Усевшись за стол, он некоторое время молча смотрел на меня. Потом небрежно взял в руки мой роман, повернул его задней стороной обложки вверх и подал мне через стол. Когда я брал его, сказал:

— Я часто слышал, что авторы никогда не читают, что о них пишут на обложках, мистер Хардинг. Видимо, это правда.

Если бы меня кто-то еще минуту назад спросил, что написано на обложке «Зноя юга», я не смог бы процитировать ни одного слова. Но в тот миг, когда я брал книгу из его рук, я вдруг вспомнил и с чувством ужаса, слишком сильным, чтобы хоть что-то придумать, подумал: «Это конец».

Уставился на обложку. Почему именно это мне сломало хребет? Почему из всего, что могло меня выдать, этим должен был оказаться именно мой роман?

На задней стороне обложки, разумеется, была фотография, на которой Анжелика и я, молодые и полные сознания своей важности, стоим под ильмом в университетском кампусе в Клакстоне. Я вдруг вспомнил, как это было, словно все происходило пять минут назад. Это я настоял на том, что на снимке должна быть и Анжелика. Так я ею был горд. Теперь этот снимок передо мной. На пальце Анжелики даже отчетливо виден перстень с дельфином. А ниже рекламный текст, который когда-то я читал с наивным удовлетворением, а потом забыл на многие годы:

«Уильям Хардинг, способный молодой автор „Зноя юга“ — бывший солдат морской пехоты, ему только двадцать четыре года. „Зной юга“ он писал, поступив как армейский стипендиат в университет в Клакстоне, штат Айова.

Недавно он женился на Анжелике Робертс, дочери клакстонского профессора английского языка, они собираются провести вместе год в Италии и во Франции…»
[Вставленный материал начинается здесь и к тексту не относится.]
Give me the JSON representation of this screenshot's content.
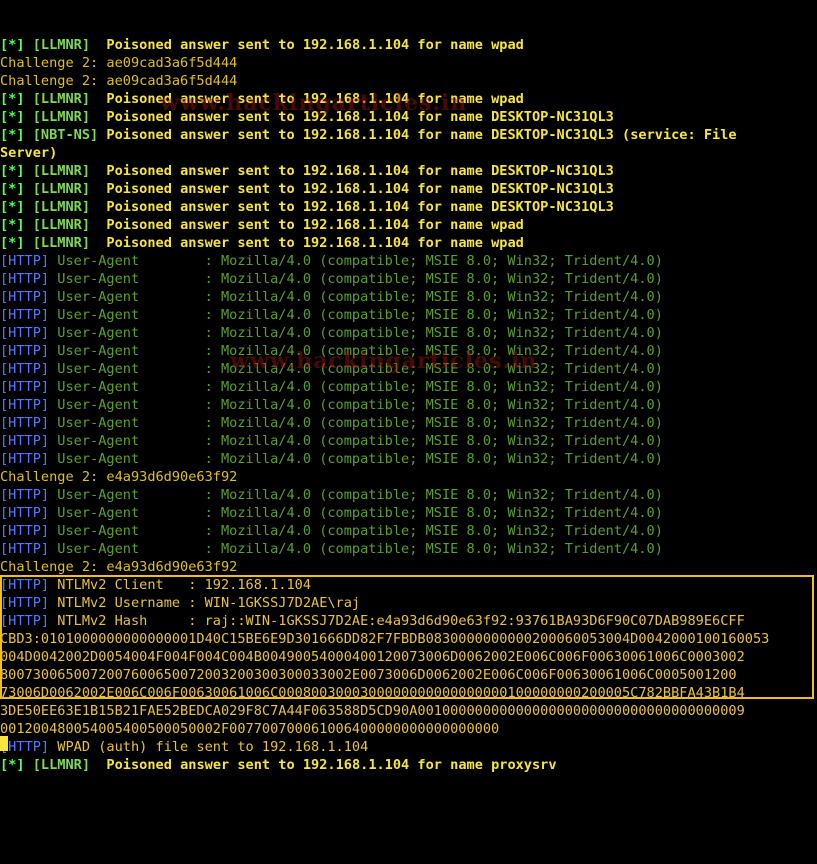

Голос лейтенанта Трэнта ко мне долетал как в тумане. И сквозь мутные видения своего погибшего будущего я замечал, что его голос звучал все мягче, так дружелюбно, как никогда раньше.

— Эта книга мне здорово помогла, мистер Хардинг. Совершенно случайно я взял ее как-то вечером после визита к вам. И мне на глаза попалось это фото — и это имя. Не могу сказать, что я это нашел. Мне просто повезло, и все.

Я заставил себя поднять голову и взглянуть на него.